Page MenuHomePhabricator

outdated DjVu file page thumbnail in cache
Open, MediumPublic

Description

The thumbnail:

https://upload.wikimedia.org/wikipedia/commons/thumb/e/ee/Karol_May_-_Old_Surehand_01.djvu/page256-854px-Karol_May_-_Old_Surehand_01.djvu.jpg

needs to be regenerated. It is from outdated version of the file:

HTTP/1.1 200 OK
Date: Wed, 31 Jan 2018 20:32:10 GMT
Content-Type: image/jpeg
Content-Length: 156630
Connection: keep-alive
X-Object-Meta-Sha1Base36: feuze8dsgid99y4ti1gv3wbvld6xxox
Content-Disposition: inline;filename*=UTF-8''Karol_May_-_Old_Surehand_01.djvu.jpg
Last-Modified: Fri, 08 Jan 2016 07:47:03 GMT
Etag: a81b9d5936394d1d2a1a7341c53058c9
X-Timestamp: 1452239222.85447
X-Trans-Id: txd5b25d42412b41cab95b1-005a721e98
X-Varnish: 499281636, 338202450 336658680, 921780112
Via: 1.1 varnish-v4, 1.1 varnish (Varnish/5.1), 1.1 varnish (Varnish/5.1)
Age: 2354
X-Cache: cp1048 pass, cp3034 hit/10, cp3035 miss
X-Cache-Status: hit-local
Strict-Transport-Security: max-age=106384710; includeSubDomains; preload
X-Analytics: https=1;nocookies=1

while the current file version is dated 2016-08-23T23:28:43

Event Timeline

Aklapper renamed this task from oudated DjVu file page thumbnail in cache to outdated DjVu file page thumbnail in cache.Feb 1 2018, 11:41 AM

I get the same identifying headers when I query that URL directly from Swift storage internally, indicating this is not an edge caching issue:

curl -I http://ms-fe.svc.eqiad.wmnet/wikipedia/commons/thumb/e/ee/Karol_May_-_Old_Surehand_01.djvu/page256-854px-Karol_May_-_Old_Surehand_01.djvu.jpg
[...]
Content-Length: 156630
X-Object-Meta-Sha1Base36: feuze8dsgid99y4ti1gv3wbvld6xxox
Last-Modified: Fri, 08 Jan 2016 07:47:03 GMT
Etag: a81b9d5936394d1d2a1a7341c53058c9
X-Timestamp: 1452239222.85447

I suspect this has more to do with (possibly old) thumbnailing or djvu-handling issues than caching?

I suspect this has more to do with (possibly old) thumbnailing or djvu-handling issues than caching?

Newly generated thumbnails of other sizes are generated correctly, eg.

https://upload.wikimedia.org/wikipedia/commons/thumb/e/ee/Karol_May_-_Old_Surehand_01.djvu/page256-855px-Karol_May_-_Old_Surehand_01.djvu.jpg

is showing page #232 (and not the incorrect page #230 - the 256th page of the older DjVu file version)

Well, yes, semantics :)

It is a "caching" problem in some general sense of the word, but in terms of pointing fingers at different parts of our infrastructure and code, it doesn't look like an edge caching problem (the outer-most HTTP caches managed by the Traffic team).

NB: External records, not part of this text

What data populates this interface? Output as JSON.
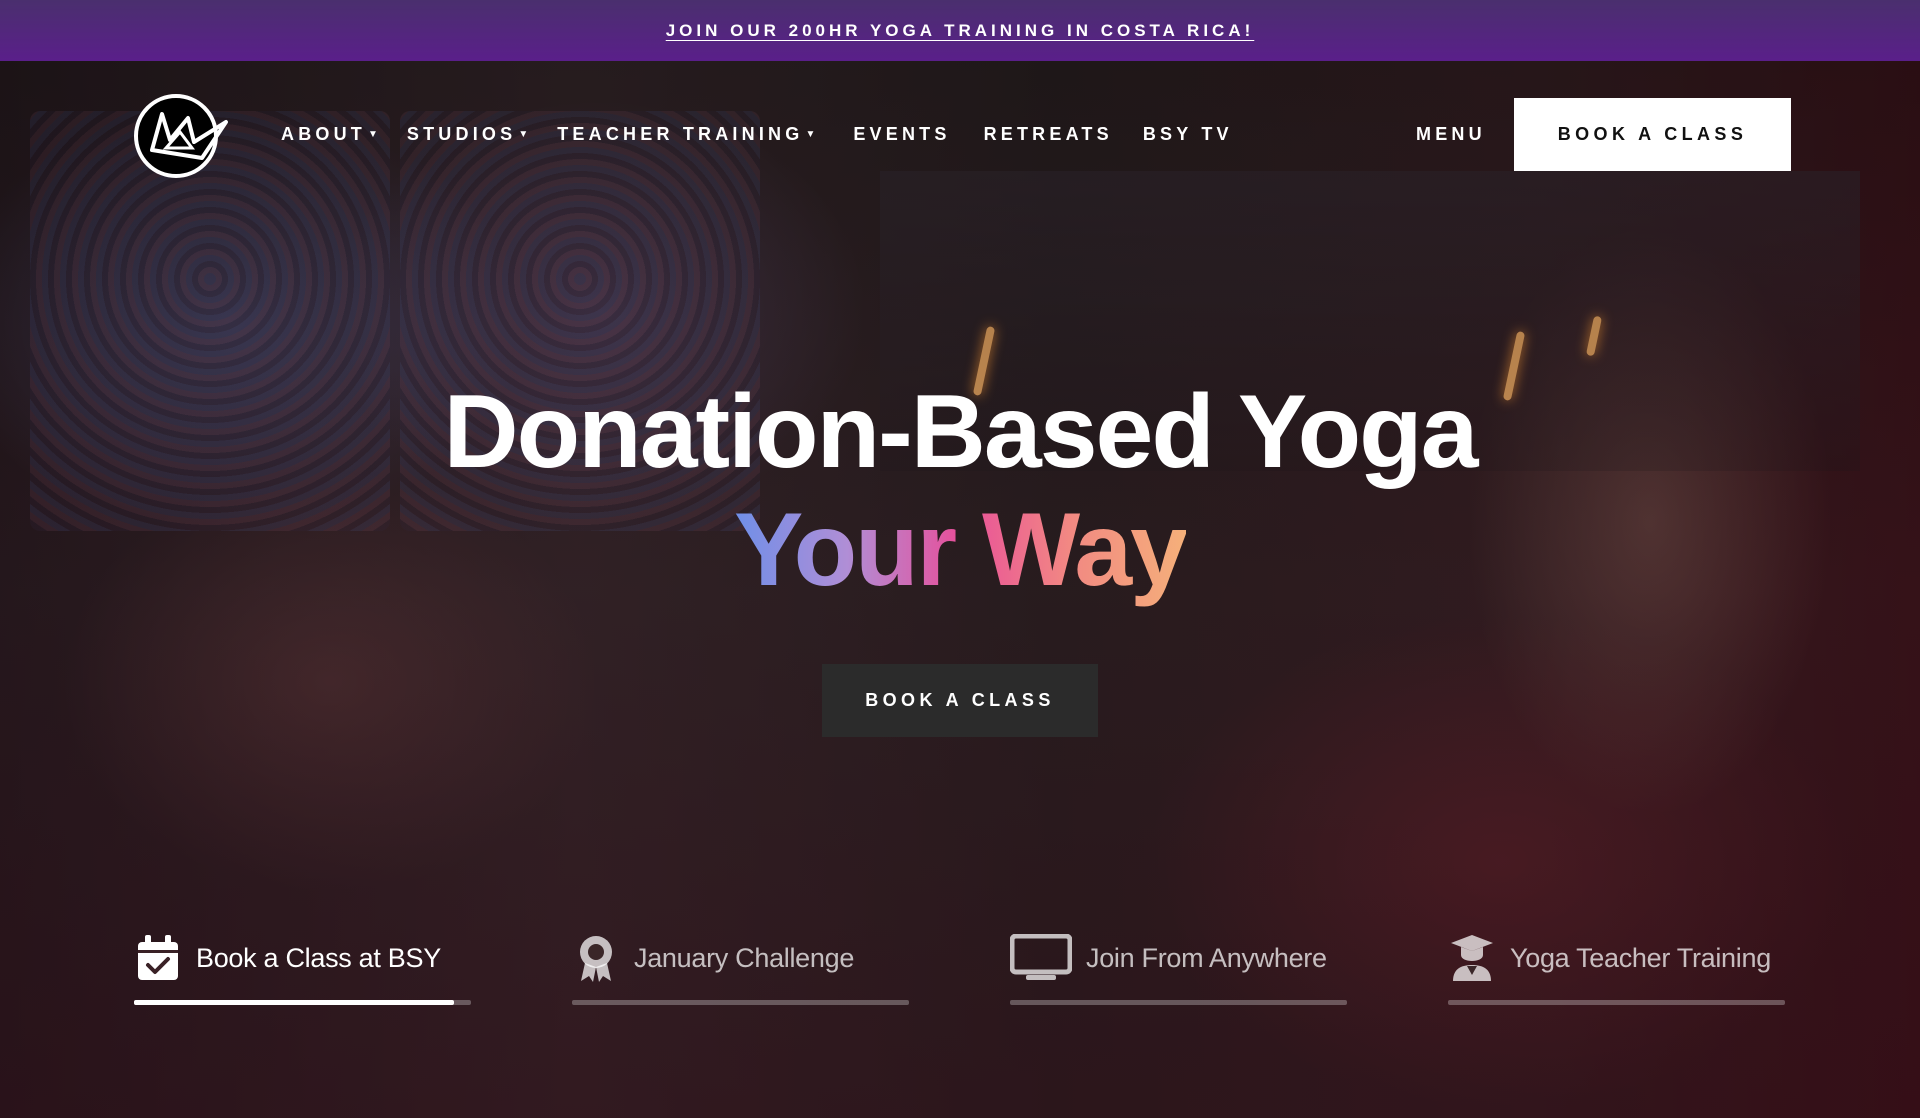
{
  "promo": {
    "text": "JOIN OUR 200HR YOGA TRAINING IN COSTA RICA!"
  },
  "header": {
    "logo_icon": "bsy-logo",
    "nav": [
      {
        "label": "ABOUT",
        "dropdown": true
      },
      {
        "label": "STUDIOS",
        "dropdown": true
      },
      {
        "label": "TEACHER TRAINING",
        "dropdown": true
      },
      {
        "label": "EVENTS",
        "dropdown": false
      },
      {
        "label": "RETREATS",
        "dropdown": false
      },
      {
        "label": "BSY TV",
        "dropdown": false
      }
    ],
    "menu_label": "MENU",
    "book_label": "BOOK A CLASS"
  },
  "hero": {
    "headline": "Donation-Based Yoga",
    "subline": "Your Way",
    "book_label": "BOOK A CLASS",
    "gradient_colors": [
      "#6f8fe8",
      "#b08ed6",
      "#e84f9a",
      "#f28a82",
      "#f5b07a"
    ]
  },
  "tabs": [
    {
      "label": "Book a Class at BSY",
      "icon": "calendar-check-icon",
      "active": true,
      "progress": 0.95
    },
    {
      "label": "January Challenge",
      "icon": "award-icon",
      "active": false,
      "progress": 0
    },
    {
      "label": "Join From Anywhere",
      "icon": "monitor-icon",
      "active": false,
      "progress": 0
    },
    {
      "label": "Yoga Teacher Training",
      "icon": "graduate-icon",
      "active": false,
      "progress": 0
    }
  ],
  "colors": {
    "promo_bg": "#5a1f8a",
    "book_top_bg": "#ffffff",
    "book_hero_bg": "#2b2b2b"
  }
}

The generation of thumbnails and storing (caching?) of them into Swift is a whole other layer of issue.

Indeed looks like not all thumbs for all pages have been purged and some are still in swift for the older version. @Ankry does purging the file page manually do the trick for you?

Indeed looks like not all thumbs for all pages have been purged and some are still in swift for the older version. @Ankry does purging the file page manually do the trick for you?

I tried to do it manually 3-4 times, with no effect.

Dzahn triaged this task as Medium priority.Feb 1 2018, 11:32 PM

As resolving this problem takes over a month and the incorect thumbnail disorganizes volunteers work in Polish Wikisource concerning the "Old Surehand" book, I uploaded a local copy of the DjVu file.

The appropriate plwikisource thumbnail (which overrides the one from Commons) is correct:
https://upload.wikimedia.org/wikisource/pl/thumb/e/ee/Karol_May_-_Old_Surehand_01.djvu/page256-854px-Karol_May_-_Old_Surehand_01.djvu.jpg

The copy may be removed when this problem is resolved.

What we know at the moment? What component is responsible for this? What was debugged? Any releated Tasks?